Rethinking needed towards alternatives for energy securitytext_fields
It needs no special mention that the Ukraine war has affected not only Europe. Great damage has been done to social, and even educational, security. An equal impact has been felt in the economic front too. There is already a stagnation in global economy as a result of Covid and Omicron variant. As early as in January, International Monetary Fund (IMF) had warned that global growth rate of 2022 will fall to 4.4 per cent. And the Ukraine crisis got deeper and became a war, putting an economic recovery again in crisis. At the centre of the economic crisis is the insecurity in availability of energy, with both sides of the conflict having made oil and natural gas their weapon. On the one hand, America and Europe insist that Russian oil should be banned, as this fuel part of the embargo is at the core of the sanctions against Russia. On the other hand Russia who knows that the Europe is dependent on it for 40 per cent of its natural gas requirements, is threatening that it will stop selling fuel to hostile countries. And Russia knows that many countries are so much dependent on it for their fuel that they cannot enforce the embargo fully and effectively. If they go all out with the sanctions, the world will face an energy crisis, the tremors of which is already being felt by the world.
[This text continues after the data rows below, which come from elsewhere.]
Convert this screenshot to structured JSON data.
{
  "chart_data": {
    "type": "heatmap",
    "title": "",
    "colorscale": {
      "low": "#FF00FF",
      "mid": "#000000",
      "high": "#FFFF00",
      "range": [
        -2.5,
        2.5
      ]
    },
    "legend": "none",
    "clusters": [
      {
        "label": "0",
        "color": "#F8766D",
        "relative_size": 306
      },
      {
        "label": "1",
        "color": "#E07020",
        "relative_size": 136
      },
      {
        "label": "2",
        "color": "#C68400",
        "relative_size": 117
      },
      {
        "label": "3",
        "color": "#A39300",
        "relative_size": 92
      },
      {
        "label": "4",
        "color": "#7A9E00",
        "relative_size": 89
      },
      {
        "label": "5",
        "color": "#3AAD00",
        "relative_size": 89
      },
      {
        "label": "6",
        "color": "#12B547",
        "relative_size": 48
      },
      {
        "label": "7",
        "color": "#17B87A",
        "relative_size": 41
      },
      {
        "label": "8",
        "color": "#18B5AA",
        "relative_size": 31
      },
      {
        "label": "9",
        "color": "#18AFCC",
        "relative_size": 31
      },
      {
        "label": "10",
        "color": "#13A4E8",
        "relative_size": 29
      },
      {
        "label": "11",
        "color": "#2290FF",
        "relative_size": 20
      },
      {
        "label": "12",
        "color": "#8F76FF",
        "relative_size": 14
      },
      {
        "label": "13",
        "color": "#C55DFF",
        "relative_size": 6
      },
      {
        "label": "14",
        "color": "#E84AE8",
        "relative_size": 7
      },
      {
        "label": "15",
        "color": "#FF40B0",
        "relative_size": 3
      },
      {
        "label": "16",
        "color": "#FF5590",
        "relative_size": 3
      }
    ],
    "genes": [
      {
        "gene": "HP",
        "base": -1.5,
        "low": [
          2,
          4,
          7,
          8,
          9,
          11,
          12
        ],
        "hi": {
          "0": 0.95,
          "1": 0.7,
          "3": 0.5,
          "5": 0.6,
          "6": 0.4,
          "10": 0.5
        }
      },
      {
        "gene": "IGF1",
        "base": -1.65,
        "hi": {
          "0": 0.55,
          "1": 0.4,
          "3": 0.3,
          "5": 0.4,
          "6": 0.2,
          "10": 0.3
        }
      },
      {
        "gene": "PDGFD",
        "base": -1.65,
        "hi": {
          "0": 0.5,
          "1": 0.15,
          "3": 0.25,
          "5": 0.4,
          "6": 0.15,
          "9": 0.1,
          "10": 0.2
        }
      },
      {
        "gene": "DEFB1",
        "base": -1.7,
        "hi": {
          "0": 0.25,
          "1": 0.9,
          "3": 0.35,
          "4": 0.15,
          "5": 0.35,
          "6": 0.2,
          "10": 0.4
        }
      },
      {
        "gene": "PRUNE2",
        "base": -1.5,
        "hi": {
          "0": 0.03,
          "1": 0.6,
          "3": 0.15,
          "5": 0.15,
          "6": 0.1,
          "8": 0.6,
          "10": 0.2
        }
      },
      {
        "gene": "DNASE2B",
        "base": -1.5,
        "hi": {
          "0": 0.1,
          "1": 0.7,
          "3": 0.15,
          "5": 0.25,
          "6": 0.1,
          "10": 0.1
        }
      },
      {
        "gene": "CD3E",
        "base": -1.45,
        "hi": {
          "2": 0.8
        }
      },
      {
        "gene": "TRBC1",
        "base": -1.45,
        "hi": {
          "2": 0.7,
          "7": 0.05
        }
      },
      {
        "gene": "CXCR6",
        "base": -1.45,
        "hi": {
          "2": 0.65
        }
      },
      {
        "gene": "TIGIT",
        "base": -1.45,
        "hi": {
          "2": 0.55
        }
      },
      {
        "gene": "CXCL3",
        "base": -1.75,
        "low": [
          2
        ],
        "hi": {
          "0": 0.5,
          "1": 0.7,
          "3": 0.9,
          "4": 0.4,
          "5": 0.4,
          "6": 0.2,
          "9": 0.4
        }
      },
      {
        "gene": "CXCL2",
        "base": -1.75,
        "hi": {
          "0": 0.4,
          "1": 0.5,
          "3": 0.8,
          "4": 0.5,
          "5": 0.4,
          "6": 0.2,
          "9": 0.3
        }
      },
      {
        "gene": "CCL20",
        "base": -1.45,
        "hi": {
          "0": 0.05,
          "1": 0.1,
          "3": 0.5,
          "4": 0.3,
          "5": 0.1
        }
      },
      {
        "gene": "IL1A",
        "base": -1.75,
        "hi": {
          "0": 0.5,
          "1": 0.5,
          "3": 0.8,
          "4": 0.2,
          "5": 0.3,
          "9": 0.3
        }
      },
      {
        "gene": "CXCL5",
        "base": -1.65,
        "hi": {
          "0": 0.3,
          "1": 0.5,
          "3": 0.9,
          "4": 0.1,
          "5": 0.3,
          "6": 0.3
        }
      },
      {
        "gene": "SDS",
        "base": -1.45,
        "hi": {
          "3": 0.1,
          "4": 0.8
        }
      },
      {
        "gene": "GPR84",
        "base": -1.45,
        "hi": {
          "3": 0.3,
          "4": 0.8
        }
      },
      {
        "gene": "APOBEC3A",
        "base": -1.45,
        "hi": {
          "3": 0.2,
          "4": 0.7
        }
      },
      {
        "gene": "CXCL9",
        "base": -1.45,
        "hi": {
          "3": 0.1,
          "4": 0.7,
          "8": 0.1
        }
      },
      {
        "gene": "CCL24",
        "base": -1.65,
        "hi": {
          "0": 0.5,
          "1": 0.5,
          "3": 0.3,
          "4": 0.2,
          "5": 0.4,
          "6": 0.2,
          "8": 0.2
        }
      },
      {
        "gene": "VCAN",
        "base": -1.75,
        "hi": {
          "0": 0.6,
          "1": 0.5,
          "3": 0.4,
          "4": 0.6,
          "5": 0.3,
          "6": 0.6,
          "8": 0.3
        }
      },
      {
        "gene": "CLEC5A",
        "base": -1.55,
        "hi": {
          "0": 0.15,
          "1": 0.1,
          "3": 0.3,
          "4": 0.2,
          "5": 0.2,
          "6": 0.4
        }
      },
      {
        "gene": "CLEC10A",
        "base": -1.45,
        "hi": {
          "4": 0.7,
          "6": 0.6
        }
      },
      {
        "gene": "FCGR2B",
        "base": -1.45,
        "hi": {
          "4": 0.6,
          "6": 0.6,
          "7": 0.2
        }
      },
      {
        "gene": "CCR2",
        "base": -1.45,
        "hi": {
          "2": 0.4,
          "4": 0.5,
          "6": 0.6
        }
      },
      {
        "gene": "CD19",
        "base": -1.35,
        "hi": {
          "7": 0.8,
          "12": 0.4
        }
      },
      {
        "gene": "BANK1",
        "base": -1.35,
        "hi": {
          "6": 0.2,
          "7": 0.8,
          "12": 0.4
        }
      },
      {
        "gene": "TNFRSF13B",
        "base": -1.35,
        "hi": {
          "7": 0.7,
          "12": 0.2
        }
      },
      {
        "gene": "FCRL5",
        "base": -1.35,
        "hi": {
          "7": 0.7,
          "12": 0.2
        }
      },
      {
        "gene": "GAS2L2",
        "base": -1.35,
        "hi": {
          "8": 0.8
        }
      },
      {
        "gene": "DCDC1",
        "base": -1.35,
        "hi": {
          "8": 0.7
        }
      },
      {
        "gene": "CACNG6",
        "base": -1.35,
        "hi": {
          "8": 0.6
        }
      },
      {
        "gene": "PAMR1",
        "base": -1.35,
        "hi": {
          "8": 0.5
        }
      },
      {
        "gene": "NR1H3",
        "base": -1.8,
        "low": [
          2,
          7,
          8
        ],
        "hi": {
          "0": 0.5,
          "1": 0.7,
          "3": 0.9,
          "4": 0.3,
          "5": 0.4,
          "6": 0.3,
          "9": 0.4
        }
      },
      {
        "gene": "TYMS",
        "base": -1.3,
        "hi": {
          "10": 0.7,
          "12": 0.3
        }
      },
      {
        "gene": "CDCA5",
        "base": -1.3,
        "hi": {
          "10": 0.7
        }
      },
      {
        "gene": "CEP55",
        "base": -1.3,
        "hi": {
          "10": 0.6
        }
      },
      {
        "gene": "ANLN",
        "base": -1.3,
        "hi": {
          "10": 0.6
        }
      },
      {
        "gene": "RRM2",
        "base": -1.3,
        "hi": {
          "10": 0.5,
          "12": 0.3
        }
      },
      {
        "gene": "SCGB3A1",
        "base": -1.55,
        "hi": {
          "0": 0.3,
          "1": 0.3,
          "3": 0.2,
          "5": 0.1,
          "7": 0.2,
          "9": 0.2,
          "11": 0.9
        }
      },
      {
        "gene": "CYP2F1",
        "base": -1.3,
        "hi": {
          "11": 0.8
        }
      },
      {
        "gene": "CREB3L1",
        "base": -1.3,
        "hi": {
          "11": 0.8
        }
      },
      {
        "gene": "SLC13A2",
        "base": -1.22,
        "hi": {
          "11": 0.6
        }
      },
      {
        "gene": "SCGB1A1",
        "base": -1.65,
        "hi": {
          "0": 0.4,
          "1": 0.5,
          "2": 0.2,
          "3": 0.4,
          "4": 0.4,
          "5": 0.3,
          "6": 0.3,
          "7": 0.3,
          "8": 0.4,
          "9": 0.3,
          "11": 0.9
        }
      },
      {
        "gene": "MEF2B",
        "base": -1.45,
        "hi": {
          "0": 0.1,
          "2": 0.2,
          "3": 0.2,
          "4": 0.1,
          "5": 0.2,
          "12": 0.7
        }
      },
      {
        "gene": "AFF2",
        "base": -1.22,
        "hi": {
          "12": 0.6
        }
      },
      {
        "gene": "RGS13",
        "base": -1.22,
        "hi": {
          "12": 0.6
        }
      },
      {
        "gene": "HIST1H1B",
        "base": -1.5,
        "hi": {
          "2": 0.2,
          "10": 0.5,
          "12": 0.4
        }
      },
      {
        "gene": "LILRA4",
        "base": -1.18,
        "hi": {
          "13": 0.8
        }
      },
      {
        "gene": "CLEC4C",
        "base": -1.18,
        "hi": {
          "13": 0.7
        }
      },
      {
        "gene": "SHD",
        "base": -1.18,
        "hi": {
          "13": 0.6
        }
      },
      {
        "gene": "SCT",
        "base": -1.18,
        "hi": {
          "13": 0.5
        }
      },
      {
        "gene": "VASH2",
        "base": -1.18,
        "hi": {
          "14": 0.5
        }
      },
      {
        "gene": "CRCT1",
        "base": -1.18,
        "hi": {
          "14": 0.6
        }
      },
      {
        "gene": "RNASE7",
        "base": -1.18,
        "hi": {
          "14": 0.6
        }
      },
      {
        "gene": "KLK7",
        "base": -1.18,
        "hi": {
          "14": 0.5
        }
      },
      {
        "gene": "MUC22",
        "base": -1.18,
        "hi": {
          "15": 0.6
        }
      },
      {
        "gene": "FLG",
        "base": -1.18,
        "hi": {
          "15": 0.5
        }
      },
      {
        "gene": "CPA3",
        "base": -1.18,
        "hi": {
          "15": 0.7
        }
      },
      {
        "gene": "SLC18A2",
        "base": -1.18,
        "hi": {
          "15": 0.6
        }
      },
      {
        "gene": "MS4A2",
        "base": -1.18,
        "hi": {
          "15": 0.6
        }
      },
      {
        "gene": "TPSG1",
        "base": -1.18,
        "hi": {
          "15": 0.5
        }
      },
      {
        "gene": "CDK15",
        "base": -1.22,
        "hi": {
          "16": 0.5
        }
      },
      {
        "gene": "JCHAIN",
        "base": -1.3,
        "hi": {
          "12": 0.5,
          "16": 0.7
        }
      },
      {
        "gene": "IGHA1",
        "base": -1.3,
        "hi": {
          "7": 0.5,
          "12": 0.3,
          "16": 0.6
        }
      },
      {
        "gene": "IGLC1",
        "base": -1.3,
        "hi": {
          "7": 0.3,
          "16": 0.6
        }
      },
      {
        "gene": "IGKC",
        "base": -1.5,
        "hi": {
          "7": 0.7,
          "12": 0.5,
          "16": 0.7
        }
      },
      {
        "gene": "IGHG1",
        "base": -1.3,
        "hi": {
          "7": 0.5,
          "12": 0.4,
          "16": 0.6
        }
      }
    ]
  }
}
On the positive side, this crisis is also an opportunity. Both sides are able to weaponise oil and gas because the world rely on those fuels to such an extent. Since oil and gas trade is the backbone of Russia's economy, its enemies are trying to hit at that nerve. But Russia is confident that as long the enemies rely on fossil fuels, that move won't bite much. The heart of the issue thus is dependence which is the root cause of the climate crisis that has gripped the entire planet. In short, for a world that is already committed to shedding its dependence on fossil-oil-gas fuels in favour alternative energy sources, Ukraine is an added incentive for that switch. What the global crisis and the Ukraine war are driving home is that the world should move away from it unsustainable and pollution-causing energy policy to an option of renewable forms of energy. As we had pointed out recently, the clear pointer from the latest report of IPCC (Inter-government Protocol on Climate Change) under the United Nations, is that the transition to alternative fuels should happen faster than previously decided. Ukraine only underlines this imperative. The solution is crystal clear: switch to renewable energy urgently without any further delay. Unfortunately, oil lobbies are pulling matters in the opposite direction citing temporary hurdles. Oil companies, who exerted great pressure to prevent stern decisions at the climate summit are using the Ukraine situation too in favour of their destructive trade. Their bogus argument is that oil prices are shooting up, so oil production should be boosted.
The implicit attempt is to cover up the fact that the solution for now and for ever is the transition from oil and gas to alternative forms of energy. That attempt is yielding results too: Germany is going to invest more funds for LPG quite contrary to set climate agenda. And the US is selling natural gas to Europe under the pretext of replacing Russian gas. Britain is going ahead with its North Sea oil and gas exploration it had given up which means they are also pumping more investments for fossil fuels. India is a country that has pledged creative participation to solve the climate crisis. And we have invested considerably on renewable energy forms too. However, in parallel there is a paradox of India investing hugely on coal - a much more pollutant substance. In Jharkhand, approval has been given to Adani group for coal mining in Gondalpura ignoring stiff opposition by surrounding villages. If the nations of the world, who should actually be moving to alternative energy expeditiously, are continuing with old models by raising specious arguments, that would be tantamount to inviting disaster knowingly.